The paper insists that Iran’s scientific research and development of industrial activities be frozen at the “the current level,” clearly excluding any advances.
Iran is expected to fulfill its 21 promises in six months, while that time limit is mentioned for only one of the P5+1’s 11 promises.
More interestingly, Iran must fulfill its undertakings before the other side reciprocates.
Under the paper, the P5+1 would be judge and jury. They would decide when and if Iran has honored its commitments. Acting for the UN, the International Atomic Energy Agency would report only on Iran’s performance.
The paper gives the P5+1 what is known in diplomatic jargon as droit de regard (right to oversight) over important sectors of the Iranian economy. The P5+1 will decide how much oil Iran is allowed to export. It would also decide how much of Iran’s revenue is “unfrozen” and the manner in which it is spent.

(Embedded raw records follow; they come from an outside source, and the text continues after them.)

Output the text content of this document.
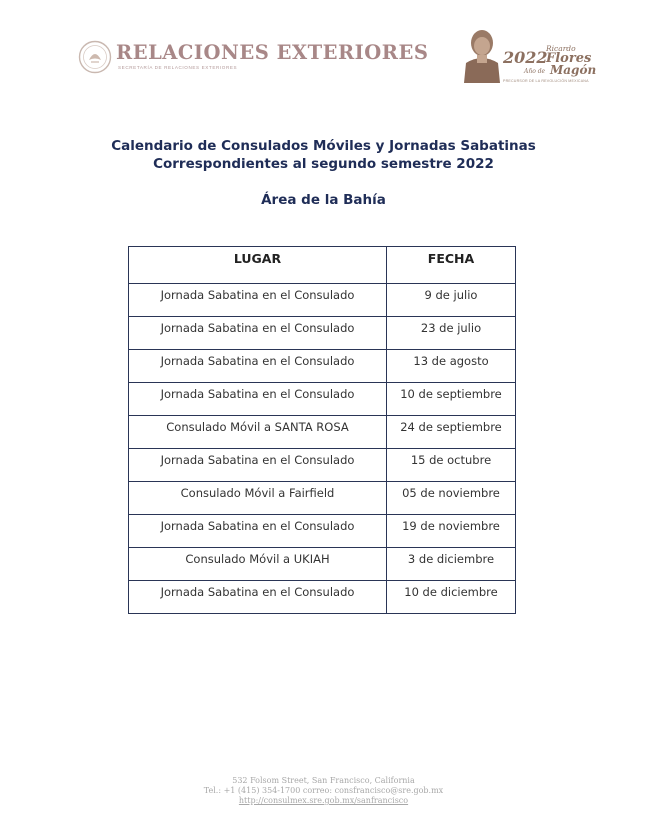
RELACIONES EXTERIORES

SECRETARÍA DE RELACIONES EXTERIORES

2022
Ricardo
Flores
Año de Magón
PRECURSOR DE LA REVOLUCIÓN MEXICANA
Calendario de Consulados Móviles y Jornadas Sabatinas
Correspondientes al segundo semestre 2022
Área de la Bahía
LUGAR	FECHA
Jornada Sabatina en el Consulado	9 de julio
Jornada Sabatina en el Consulado	23 de julio
Jornada Sabatina en el Consulado	13 de agosto
Jornada Sabatina en el Consulado	10 de septiembre
Consulado Móvil a SANTA ROSA	24 de septiembre
Jornada Sabatina en el Consulado	15 de octubre
Consulado Móvil a Fairfield	05 de noviembre
Jornada Sabatina en el Consulado	19 de noviembre
Consulado Móvil a UKIAH	3 de diciembre
Jornada Sabatina en el Consulado	10 de diciembre
532 Folsom Street, San Francisco, California
Tel.: +1 (415) 354-1700 correo: consfrancisco@sre.gob.mx
http://consulmex.sre.gob.mx/sanfrancisco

For the six months already agreed, some 7 percent of Iran’s oil revenues would be released. Part of that would be spent through a mechanism modeled on the “oil-for-food” program imposed on Iraq under Saddam. The label used this time is “humanitarian financial channel,” to allow imports of food and pharmaceuticals. It is not clear who would run the scheme, but the P5+1 would have final say.
The paper also gives the P5+1 a say in Iran’s insurance, banking, petrochemicals, car industry, spare parts, air transport, shipping and precious metals sectors. In some cases, sanctions would be eased at a cadence chosen by the P5+1. The paper gives the Khomeinist regime some respite and the possibility of putting the nuclear program into fast-forward in the future. Rouhani even claims that he signed the paper because “ending tension with the West” is his “top priority.” Does he hope to reverse more than three decades of Khomeinist anti-Americanism?
As long as sanctions hurt only the people, the regime tried to hide the effects in a cloak of flowery rhetoric. But when sanctions started to hurt the regime it had to eat humble pie à la Saddam Hussein. As Khamenei often says, the interest of the regime is absolute, that of the nation a variable.